Preparation of phosphinated bisphenol from acid-fragmentation of 1,1,1-tris(4-hydroxyphenyl)ethane and its application in high-performance cyanate esters

Cyanate esters have received considerable attention because of their exceptional properties, such as good thermal stability, low water absorption, and low dielectric properties. They have been found to be particularly useful in the preparation of electrical and structural laminates, potting formulations, molding formulations, etc. Dicyanate esters are generally prepared by the reaction of bisphenol and cyanogen bromide in the presence of triethylamine at low temperature. The cyanate group undergoes trimerization to form the s-triazine ring and generates a thermoset with high cross-linking density. A large variety of cyanate esters with different backbone structures and properties have been synthesized and are summarized by Shimp et al. and Lin et al., respectively. Over the past decade, many new cyanate esters were developed. For example, Wang et al. prepared phenolphthalein-based cyanate esters with high-Tg for higher temperature applications.
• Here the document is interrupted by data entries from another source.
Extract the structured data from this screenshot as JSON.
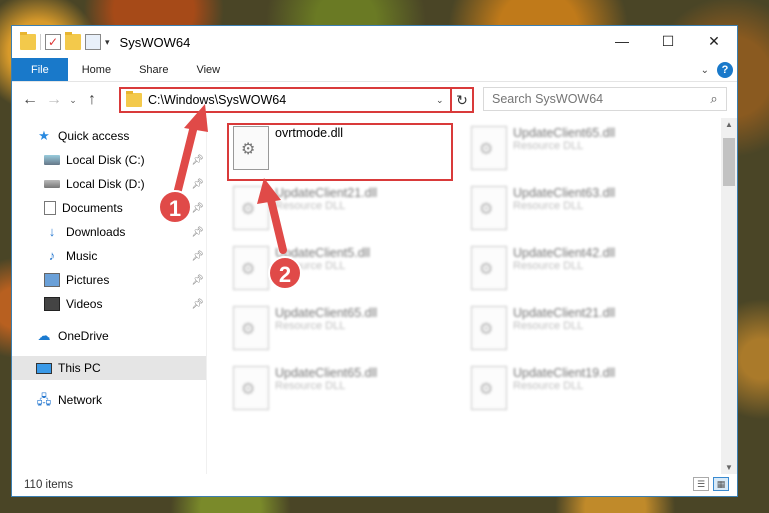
{
  "window": {
    "title": "SysWOW64",
    "controls": {
      "minimize": "—",
      "maximize": "☐",
      "close": "✕"
    }
  },
  "ribbon": {
    "tabs": [
      "File",
      "Home",
      "Share",
      "View"
    ],
    "help": "?"
  },
  "nav": {
    "back": "←",
    "forward": "→",
    "recent": "⌄",
    "up": "↑",
    "address": "C:\\Windows\\SysWOW64",
    "search_placeholder": "Search SysWOW64"
  },
  "sidebar": {
    "items": [
      {
        "label": "Quick access",
        "icon": "star-icon",
        "pinned": false
      },
      {
        "label": "Local Disk (C:)",
        "icon": "drive-icon",
        "pinned": true
      },
      {
        "label": "Local Disk (D:)",
        "icon": "drive-icon",
        "pinned": true
      },
      {
        "label": "Documents",
        "icon": "document-icon",
        "pinned": true
      },
      {
        "label": "Downloads",
        "icon": "download-icon",
        "pinned": true
      },
      {
        "label": "Music",
        "icon": "music-icon",
        "pinned": true
      },
      {
        "label": "Pictures",
        "icon": "pictures-icon",
        "pinned": true
      },
      {
        "label": "Videos",
        "icon": "videos-icon",
        "pinned": true
      },
      {
        "label": "OneDrive",
        "icon": "cloud-icon",
        "pinned": false
      },
      {
        "label": "This PC",
        "icon": "computer-icon",
        "pinned": false,
        "selected": true
      },
      {
        "label": "Network",
        "icon": "network-icon",
        "pinned": false
      }
    ]
  },
  "files": [
    {
      "name": "ovrtmode.dll",
      "type": "",
      "blurred": false
    },
    {
      "name": "UpdateClient65.dll",
      "type": "Resource DLL",
      "blurred": true
    },
    {
      "name": "UpdateClient21.dll",
      "type": "Resource DLL",
      "blurred": true
    },
    {
      "name": "UpdateClient63.dll",
      "type": "Resource DLL",
      "blurred": true
    },
    {
      "name": "UpdateClient5.dll",
      "type": "Resource DLL",
      "blurred": true
    },
    {
      "name": "UpdateClient42.dll",
      "type": "Resource DLL",
      "blurred": true
    },
    {
      "name": "UpdateClient65.dll",
      "type": "Resource DLL",
      "blurred": true
    },
    {
      "name": "UpdateClient21.dll",
      "type": "Resource DLL",
      "blurred": true
    },
    {
      "name": "UpdateClient65.dll",
      "type": "Resource DLL",
      "blurred": true
    },
    {
      "name": "UpdateClient19.dll",
      "type": "Resource DLL",
      "blurred": true
    }
  ],
  "status": {
    "count": "110 items"
  },
  "annotations": {
    "step1": "1",
    "step2": "2",
    "color": "#e04a48"
  }
}
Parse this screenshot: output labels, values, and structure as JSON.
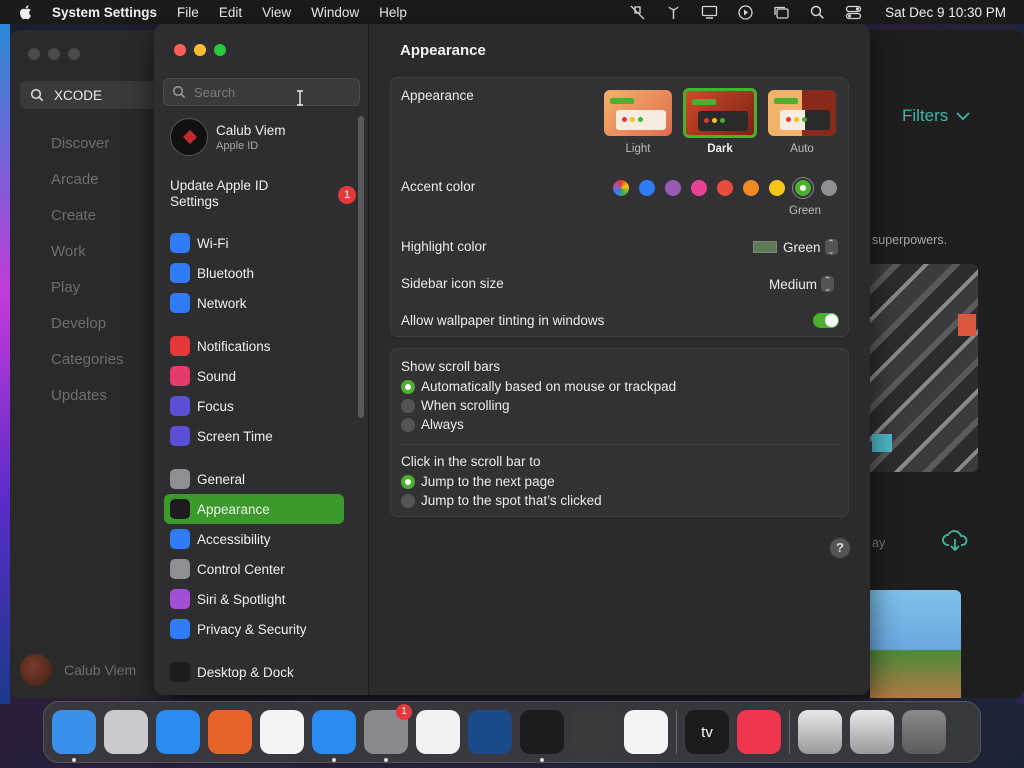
{
  "menubar": {
    "app_name": "System Settings",
    "items": [
      "File",
      "Edit",
      "View",
      "Window",
      "Help"
    ],
    "clock": "Sat Dec 9  10:30 PM",
    "status_icons": [
      "mic-off-icon",
      "antenna-icon",
      "display-icon",
      "play-circle-icon",
      "windows-icon",
      "search-icon",
      "control-center-icon"
    ]
  },
  "appstore": {
    "search_value": "XCODE",
    "nav": [
      "Discover",
      "Arcade",
      "Create",
      "Work",
      "Play",
      "Develop",
      "Categories",
      "Updates"
    ],
    "user_name": "Calub Viem",
    "filters_label": "Filters",
    "promo_text": "superpowers.",
    "day_text": "ay"
  },
  "settings": {
    "search_placeholder": "Search",
    "profile": {
      "name": "Calub Viem",
      "sub": "Apple ID"
    },
    "update": {
      "label": "Update Apple ID Settings",
      "badge": "1"
    },
    "sidebar_groups": [
      [
        {
          "label": "Wi-Fi",
          "icon": "wifi-icon",
          "color": "#2f7cf6"
        },
        {
          "label": "Bluetooth",
          "icon": "bluetooth-icon",
          "color": "#2f7cf6"
        },
        {
          "label": "Network",
          "icon": "globe-icon",
          "color": "#2f7cf6"
        }
      ],
      [
        {
          "label": "Notifications",
          "icon": "bell-icon",
          "color": "#e5383b"
        },
        {
          "label": "Sound",
          "icon": "speaker-icon",
          "color": "#e53b6b"
        },
        {
          "label": "Focus",
          "icon": "moon-icon",
          "color": "#5b4fd6"
        },
        {
          "label": "Screen Time",
          "icon": "hourglass-icon",
          "color": "#5b4fd6"
        }
      ],
      [
        {
          "label": "General",
          "icon": "gear-icon",
          "color": "#8e8e93"
        },
        {
          "label": "Appearance",
          "icon": "appearance-icon",
          "color": "#1c1c1e",
          "selected": true
        },
        {
          "label": "Accessibility",
          "icon": "accessibility-icon",
          "color": "#2f7cf6"
        },
        {
          "label": "Control Center",
          "icon": "control-center-icon",
          "color": "#8e8e93"
        },
        {
          "label": "Siri & Spotlight",
          "icon": "siri-icon",
          "color": "#a04fd6"
        },
        {
          "label": "Privacy & Security",
          "icon": "hand-icon",
          "color": "#2f7cf6"
        }
      ],
      [
        {
          "label": "Desktop & Dock",
          "icon": "dock-icon",
          "color": "#1c1c1e"
        }
      ]
    ],
    "title": "Appearance",
    "appearance": {
      "label": "Appearance",
      "options": [
        {
          "label": "Light",
          "selected": false
        },
        {
          "label": "Dark",
          "selected": true
        },
        {
          "label": "Auto",
          "selected": false
        }
      ]
    },
    "accent": {
      "label": "Accent color",
      "colors": [
        "multicolor",
        "#2f7cf6",
        "#9b59b6",
        "#e84393",
        "#e74c3c",
        "#f08a24",
        "#f5c518",
        "#4cb02f",
        "#8e8e93"
      ],
      "selected_name": "Green"
    },
    "highlight": {
      "label": "Highlight color",
      "value": "Green"
    },
    "sidebar_icon_size": {
      "label": "Sidebar icon size",
      "value": "Medium"
    },
    "wallpaper_tinting": {
      "label": "Allow wallpaper tinting in windows",
      "on": true
    },
    "scroll_bars": {
      "label": "Show scroll bars",
      "options": [
        {
          "label": "Automatically based on mouse or trackpad",
          "selected": true
        },
        {
          "label": "When scrolling",
          "selected": false
        },
        {
          "label": "Always",
          "selected": false
        }
      ]
    },
    "click_scroll": {
      "label": "Click in the scroll bar to",
      "options": [
        {
          "label": "Jump to the next page",
          "selected": true
        },
        {
          "label": "Jump to the spot that’s clicked",
          "selected": false
        }
      ]
    },
    "help": "?"
  },
  "dock": {
    "apps": [
      {
        "name": "finder-icon",
        "color": "#3a8fe8",
        "running": true
      },
      {
        "name": "launchpad-icon",
        "color": "#c9c9cf",
        "running": false
      },
      {
        "name": "safari-icon",
        "color": "#2a8bf0",
        "running": false
      },
      {
        "name": "firefox-icon",
        "color": "#e8632a",
        "running": false
      },
      {
        "name": "chrome-icon",
        "color": "#f4f4f4",
        "running": false
      },
      {
        "name": "app-store-icon",
        "color": "#2a8bf0",
        "running": true
      },
      {
        "name": "system-settings-icon",
        "color": "#8a8a8e",
        "running": true,
        "badge": "1"
      },
      {
        "name": "textedit-icon",
        "color": "#f2f2f2",
        "running": false
      },
      {
        "name": "steam-icon",
        "color": "#1b4a8a",
        "running": false
      },
      {
        "name": "terminal-icon",
        "color": "#1c1c1e",
        "running": true
      },
      {
        "name": "garageband-icon",
        "color": "#3a3a3c",
        "running": false
      },
      {
        "name": "vscode-icon",
        "color": "#f4f4f4",
        "running": false
      }
    ],
    "apps2": [
      {
        "name": "apple-tv-icon",
        "color": "#1c1c1e",
        "running": false,
        "text": "tv"
      },
      {
        "name": "music-icon",
        "color": "#f0364f",
        "running": false
      }
    ],
    "stack": [
      "downloads-stack-icon",
      "screenshots-stack-icon",
      "trash-icon"
    ]
  }
}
Snow et al. prepared fluoromethylene cyanate ester with lower Tg, dielectric constant, critical surface tension and water absorption. Lin et al. prepared a dipentene-containing cyanate ester with low moisture absorptions and low dielectric properties due to the hydrophobic character of the aliphatic dipentene structure. Although poly(cyanate esters) display promising properties, the lack of flame retardancy is a drawback of cyanate ester for electronic applications, where meeting a flame retardancy standard, UL-94 V-0, is required. Literatures have reported that the flame retardancy of cyanate esters can be greatly enhanced by the incorporation of phosphorus element.